Emelie is a strikingly unsettling film for about the first fifty minutes. The plot is fairly simple: parents Dan and Joyce (Chris Beetem and Susan Pourfar) go out to celebrate their anniversary. Their usual babysitter has plans so they hire a girl they don’t know, albeit one vetted by friends. Unbeknownst to them, however, a couple has kidnapped the girl who was supposed to be babysitting for them and the mysterious Emelie (Sarah Bolger) arrives on their doorstep instead. Dan and Joyce go happily out to dinner leaving their three children Jake (11), Sally (9), and Christopher (4) in the tender care of Emelie.

1. Emelie crown

Emelie proceeds to do things no parent would ever want a babysitter to do. The film is brilliant in its slow slide from the arguably “normal” toward the truly perverse.
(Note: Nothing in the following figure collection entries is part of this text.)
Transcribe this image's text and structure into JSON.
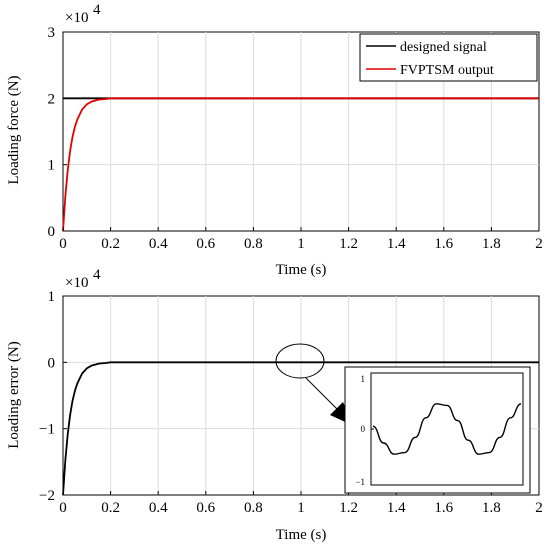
{
  "chart_data": [
    {
      "type": "line",
      "xlabel": "Time (s)",
      "ylabel": "Loading force (N)",
      "exponent_label": "×10",
      "exponent_power": "4",
      "xlim": [
        0,
        2
      ],
      "ylim": [
        0,
        3
      ],
      "x_ticks": [
        "0",
        "0.2",
        "0.4",
        "0.6",
        "0.8",
        "1",
        "1.2",
        "1.4",
        "1.6",
        "1.8",
        "2"
      ],
      "y_ticks": [
        "0",
        "1",
        "2",
        "3"
      ],
      "grid": true,
      "legend_position": "top-right",
      "series": [
        {
          "name": "designed signal",
          "color": "#000000",
          "x": [
            0,
            2
          ],
          "y": [
            2,
            2
          ]
        },
        {
          "name": "FVPTSM output",
          "color": "#e00000",
          "x": [
            0,
            0.01,
            0.02,
            0.03,
            0.04,
            0.05,
            0.06,
            0.08,
            0.1,
            0.12,
            0.15,
            0.18,
            0.2,
            0.25,
            0.3,
            0.5,
            1,
            1.5,
            2
          ],
          "y": [
            0,
            0.53,
            0.92,
            1.21,
            1.42,
            1.57,
            1.68,
            1.83,
            1.91,
            1.95,
            1.98,
            1.99,
            2,
            2,
            2,
            2,
            2,
            2,
            2
          ]
        }
      ]
    },
    {
      "type": "line",
      "xlabel": "Time (s)",
      "ylabel": "Loading error (N)",
      "exponent_label": "×10",
      "exponent_power": "4",
      "xlim": [
        0,
        2
      ],
      "ylim": [
        -2,
        1
      ],
      "x_ticks": [
        "0",
        "0.2",
        "0.4",
        "0.6",
        "0.8",
        "1",
        "1.2",
        "1.4",
        "1.6",
        "1.8",
        "2"
      ],
      "y_ticks": [
        "-2",
        "-1",
        "0",
        "1"
      ],
      "y_tick_values": [
        -2,
        -1,
        0,
        1
      ],
      "grid": true,
      "series": [
        {
          "color": "#000000",
          "x": [
            0,
            0.01,
            0.02,
            0.03,
            0.04,
            0.05,
            0.06,
            0.08,
            0.1,
            0.12,
            0.15,
            0.18,
            0.2,
            0.25,
            0.3,
            0.5,
            1,
            1.5,
            2
          ],
          "y": [
            -2,
            -1.47,
            -1.08,
            -0.79,
            -0.58,
            -0.43,
            -0.32,
            -0.17,
            -0.09,
            -0.05,
            -0.02,
            -0.01,
            0,
            0,
            0,
            0,
            0,
            0,
            0
          ]
        }
      ],
      "zoom_region": {
        "x": 1,
        "y": 0
      },
      "inset": {
        "y_ticks": [
          "1",
          "0",
          "-1"
        ],
        "y_tick_values": [
          1,
          0,
          -1
        ],
        "ylim": [
          -1,
          1
        ],
        "description_of_signal": "oscillating error",
        "series": {
          "color": "#000000",
          "y": [
            0.05,
            -0.25,
            -0.45,
            -0.42,
            -0.15,
            0.2,
            0.45,
            0.42,
            0.15,
            -0.2,
            -0.45,
            -0.42,
            -0.15,
            0.2,
            0.45
          ]
        }
      }
    }
  ]
}
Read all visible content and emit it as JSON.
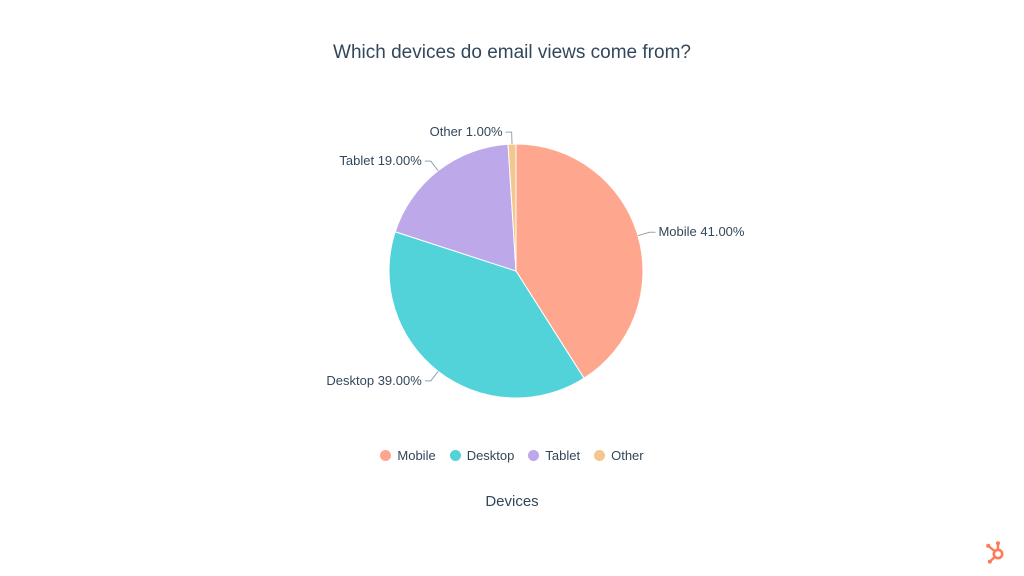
{
  "chart_data": {
    "type": "pie",
    "title": "Which devices do email views come from?",
    "xlabel": "Devices",
    "legend_position": "bottom",
    "slices": [
      {
        "label": "Mobile",
        "value": 41.0,
        "display": "Mobile 41.00%",
        "color": "#ffa78e"
      },
      {
        "label": "Desktop",
        "value": 39.0,
        "display": "Desktop 39.00%",
        "color": "#51d3d9"
      },
      {
        "label": "Tablet",
        "value": 19.0,
        "display": "Tablet 19.00%",
        "color": "#bda9ea"
      },
      {
        "label": "Other",
        "value": 1.0,
        "display": "Other 1.00%",
        "color": "#f5c78e"
      }
    ]
  },
  "logo": {
    "name": "sprocket-icon",
    "color": "#ff7a59"
  }
}
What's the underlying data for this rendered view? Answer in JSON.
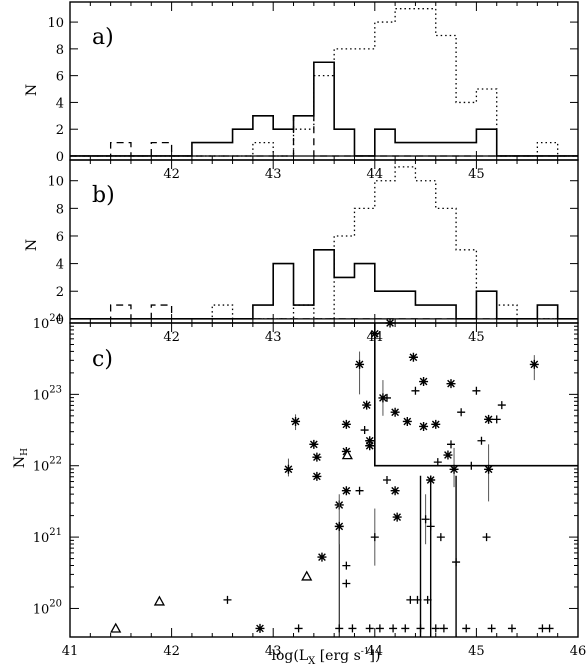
{
  "chart_data": [
    {
      "panel": "a)",
      "type": "step-histogram",
      "ylabel": "N",
      "xlim": [
        41,
        46
      ],
      "ylim": [
        -0.3,
        11.5
      ],
      "yticks": [
        0,
        2,
        4,
        6,
        8,
        10
      ],
      "xtick_labels": [
        "42",
        "43",
        "44",
        "45"
      ],
      "series": [
        {
          "style": "solid",
          "edges": [
            41.0,
            41.4,
            41.6,
            41.8,
            42.0,
            42.2,
            42.4,
            42.6,
            42.8,
            43.0,
            43.2,
            43.4,
            43.6,
            43.8,
            44.0,
            44.2,
            44.4,
            44.6,
            44.8,
            45.0,
            45.2,
            46.0
          ],
          "counts": [
            0,
            0,
            0,
            0,
            0,
            1,
            1,
            2,
            3,
            2,
            3,
            7,
            2,
            0,
            2,
            1,
            1,
            1,
            1,
            2,
            0
          ]
        },
        {
          "style": "dashed",
          "edges": [
            41.0,
            41.4,
            41.6,
            41.8,
            42.0,
            42.2,
            42.4,
            42.6,
            42.8,
            43.0,
            43.2,
            43.4,
            43.6,
            43.8,
            44.0,
            44.2,
            44.4,
            44.6,
            44.8,
            45.0,
            45.2,
            46.0
          ],
          "counts": [
            0,
            1,
            0,
            1,
            0,
            0,
            0,
            0,
            0,
            0,
            3,
            0,
            0,
            0,
            0,
            0,
            0,
            0,
            0,
            0,
            0
          ]
        },
        {
          "style": "dotted",
          "edges": [
            41.0,
            42.8,
            43.0,
            43.2,
            43.4,
            43.6,
            43.8,
            44.0,
            44.2,
            44.4,
            44.6,
            44.8,
            45.0,
            45.2,
            45.4,
            45.6,
            45.8,
            46.0
          ],
          "counts": [
            0,
            1,
            0,
            2,
            6,
            8,
            8,
            10,
            11,
            11,
            9,
            4,
            5,
            0,
            0,
            1,
            0
          ]
        }
      ]
    },
    {
      "panel": "b)",
      "type": "step-histogram",
      "ylabel": "N",
      "xlim": [
        41,
        46
      ],
      "ylim": [
        -0.3,
        11.5
      ],
      "yticks": [
        0,
        2,
        4,
        6,
        8,
        10
      ],
      "xtick_labels": [
        "42",
        "43",
        "44",
        "45"
      ],
      "series": [
        {
          "style": "solid",
          "edges": [
            41.0,
            42.8,
            43.0,
            43.2,
            43.4,
            43.6,
            43.8,
            44.0,
            44.4,
            44.8,
            45.0,
            45.2,
            45.6,
            45.8,
            46.0
          ],
          "counts": [
            0,
            1,
            4,
            1,
            5,
            3,
            4,
            2,
            1,
            0,
            2,
            0,
            1,
            0
          ]
        },
        {
          "style": "dashed",
          "edges": [
            41.0,
            41.4,
            41.6,
            41.8,
            42.0,
            43.2,
            43.4,
            43.6,
            43.8,
            46.0
          ],
          "counts": [
            0,
            1,
            0,
            1,
            0,
            0,
            0,
            0,
            0
          ]
        },
        {
          "style": "dotted",
          "edges": [
            41.0,
            42.4,
            42.6,
            43.2,
            43.4,
            43.6,
            43.8,
            44.0,
            44.2,
            44.4,
            44.6,
            44.8,
            45.0,
            45.2,
            45.4,
            45.6,
            46.0
          ],
          "counts": [
            0,
            1,
            0,
            1,
            0,
            6,
            8,
            10,
            11,
            10,
            8,
            5,
            2,
            1,
            0,
            0
          ]
        }
      ]
    },
    {
      "panel": "c)",
      "type": "scatter",
      "xlabel": "log(L",
      "xlabel_sub": "X",
      "xlabel_rest": " [erg s",
      "xlabel_sup": "-1",
      "xlabel_end": "])",
      "ylabel": "N",
      "ylabel_sub": "H",
      "xlim": [
        41,
        46
      ],
      "ylim_log10": [
        19.6,
        24
      ],
      "xtick_labels": [
        "41",
        "42",
        "43",
        "44",
        "45",
        "46"
      ],
      "ytick_labels": [
        {
          "base": "10",
          "exp": "20",
          "v": 20
        },
        {
          "base": "10",
          "exp": "21",
          "v": 21
        },
        {
          "base": "10",
          "exp": "22",
          "v": 22
        },
        {
          "base": "10",
          "exp": "23",
          "v": 23
        },
        {
          "base": "10",
          "exp": "24",
          "v": 24
        }
      ],
      "region_box": {
        "x": [
          44.0,
          46.0
        ],
        "log_nh": [
          22.0,
          24.0
        ]
      },
      "vertical_lines": [
        44.45,
        44.55,
        44.8
      ],
      "points_star": [
        {
          "x": 42.87,
          "y": 19.72
        },
        {
          "x": 43.15,
          "y": 21.95,
          "err": [
            21.85,
            22.1
          ]
        },
        {
          "x": 43.22,
          "y": 22.62,
          "err": [
            22.5,
            22.72
          ]
        },
        {
          "x": 43.4,
          "y": 22.3
        },
        {
          "x": 43.43,
          "y": 22.12
        },
        {
          "x": 43.43,
          "y": 21.85
        },
        {
          "x": 43.48,
          "y": 20.72
        },
        {
          "x": 43.65,
          "y": 21.45
        },
        {
          "x": 43.65,
          "y": 21.15,
          "err": [
            20.9,
            21.6
          ]
        },
        {
          "x": 43.72,
          "y": 22.58
        },
        {
          "x": 43.72,
          "y": 22.2
        },
        {
          "x": 43.72,
          "y": 21.65
        },
        {
          "x": 43.85,
          "y": 23.42,
          "err": [
            23.0,
            23.6
          ]
        },
        {
          "x": 43.92,
          "y": 22.85
        },
        {
          "x": 43.95,
          "y": 22.35
        },
        {
          "x": 43.95,
          "y": 22.28
        },
        {
          "x": 44.0,
          "y": 23.85
        },
        {
          "x": 44.08,
          "y": 22.95,
          "err": [
            22.7,
            23.2
          ]
        },
        {
          "x": 44.15,
          "y": 24.0
        },
        {
          "x": 44.2,
          "y": 22.75
        },
        {
          "x": 44.2,
          "y": 21.65
        },
        {
          "x": 44.22,
          "y": 21.28
        },
        {
          "x": 44.32,
          "y": 22.62
        },
        {
          "x": 44.38,
          "y": 23.52
        },
        {
          "x": 44.48,
          "y": 23.18
        },
        {
          "x": 44.48,
          "y": 22.55
        },
        {
          "x": 44.55,
          "y": 21.8
        },
        {
          "x": 44.6,
          "y": 22.58
        },
        {
          "x": 44.72,
          "y": 22.15
        },
        {
          "x": 44.75,
          "y": 23.15
        },
        {
          "x": 44.78,
          "y": 21.95,
          "err": [
            21.7,
            22.25
          ]
        },
        {
          "x": 45.12,
          "y": 21.95,
          "err": [
            21.5,
            22.3
          ]
        },
        {
          "x": 45.12,
          "y": 22.65
        },
        {
          "x": 45.57,
          "y": 23.42,
          "err": [
            23.2,
            23.55
          ]
        }
      ],
      "points_plus": [
        {
          "x": 42.55,
          "y": 20.12
        },
        {
          "x": 43.25,
          "y": 19.72
        },
        {
          "x": 43.65,
          "y": 19.72
        },
        {
          "x": 43.72,
          "y": 20.35
        },
        {
          "x": 43.72,
          "y": 20.6
        },
        {
          "x": 43.78,
          "y": 19.72
        },
        {
          "x": 43.85,
          "y": 21.65
        },
        {
          "x": 43.9,
          "y": 22.5
        },
        {
          "x": 43.95,
          "y": 19.72
        },
        {
          "x": 44.0,
          "y": 21.0,
          "err": [
            20.6,
            21.4
          ]
        },
        {
          "x": 44.05,
          "y": 19.72
        },
        {
          "x": 44.12,
          "y": 22.95
        },
        {
          "x": 44.12,
          "y": 21.8
        },
        {
          "x": 44.18,
          "y": 19.72
        },
        {
          "x": 44.3,
          "y": 19.72
        },
        {
          "x": 44.35,
          "y": 20.12
        },
        {
          "x": 44.4,
          "y": 23.05
        },
        {
          "x": 44.42,
          "y": 20.12
        },
        {
          "x": 44.45,
          "y": 19.72
        },
        {
          "x": 44.5,
          "y": 21.25,
          "err": [
            20.9,
            21.6
          ]
        },
        {
          "x": 44.52,
          "y": 20.12
        },
        {
          "x": 44.55,
          "y": 21.15
        },
        {
          "x": 44.6,
          "y": 19.72
        },
        {
          "x": 44.62,
          "y": 22.05
        },
        {
          "x": 44.65,
          "y": 21.0
        },
        {
          "x": 44.68,
          "y": 19.72
        },
        {
          "x": 44.75,
          "y": 22.3
        },
        {
          "x": 44.8,
          "y": 20.65
        },
        {
          "x": 44.85,
          "y": 22.75
        },
        {
          "x": 44.9,
          "y": 19.72
        },
        {
          "x": 44.95,
          "y": 22.0
        },
        {
          "x": 45.0,
          "y": 23.05
        },
        {
          "x": 45.05,
          "y": 22.35
        },
        {
          "x": 45.1,
          "y": 21.0
        },
        {
          "x": 45.15,
          "y": 19.72
        },
        {
          "x": 45.2,
          "y": 22.65
        },
        {
          "x": 45.25,
          "y": 22.85
        },
        {
          "x": 45.35,
          "y": 19.72
        },
        {
          "x": 45.65,
          "y": 19.72
        },
        {
          "x": 45.72,
          "y": 19.72
        }
      ],
      "points_triangle": [
        {
          "x": 41.45,
          "y": 19.72
        },
        {
          "x": 41.88,
          "y": 20.1
        },
        {
          "x": 43.33,
          "y": 20.45
        },
        {
          "x": 43.73,
          "y": 22.15
        }
      ]
    }
  ]
}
At first, Emelie just seems a vaguely anarchic force, letting the kids eat what they want, telling the two younger children, who want to play dress-up, to be creative in what they wear. She tells them that they don’t “have to be a boy or a girl. You can be anything you want to be. You just have to pretend.” Pushing the boundaries of imagination soon turns into destroying valuable things for costumes and painting on the walls. “Sometimes it’s okay to destroy things for fun,” Emelie says. Then it turns a bit more sinister: there’s a bathroom scene involving Emelie, who has her period, and the emergent adolescent, Jake (Joshua Rush). Then Emelie decides Jake’s pet python needs a treat. And then Emelie declares that it’s movie time: let’s just say no child should have to see what Jake, Sally, and Christopher see.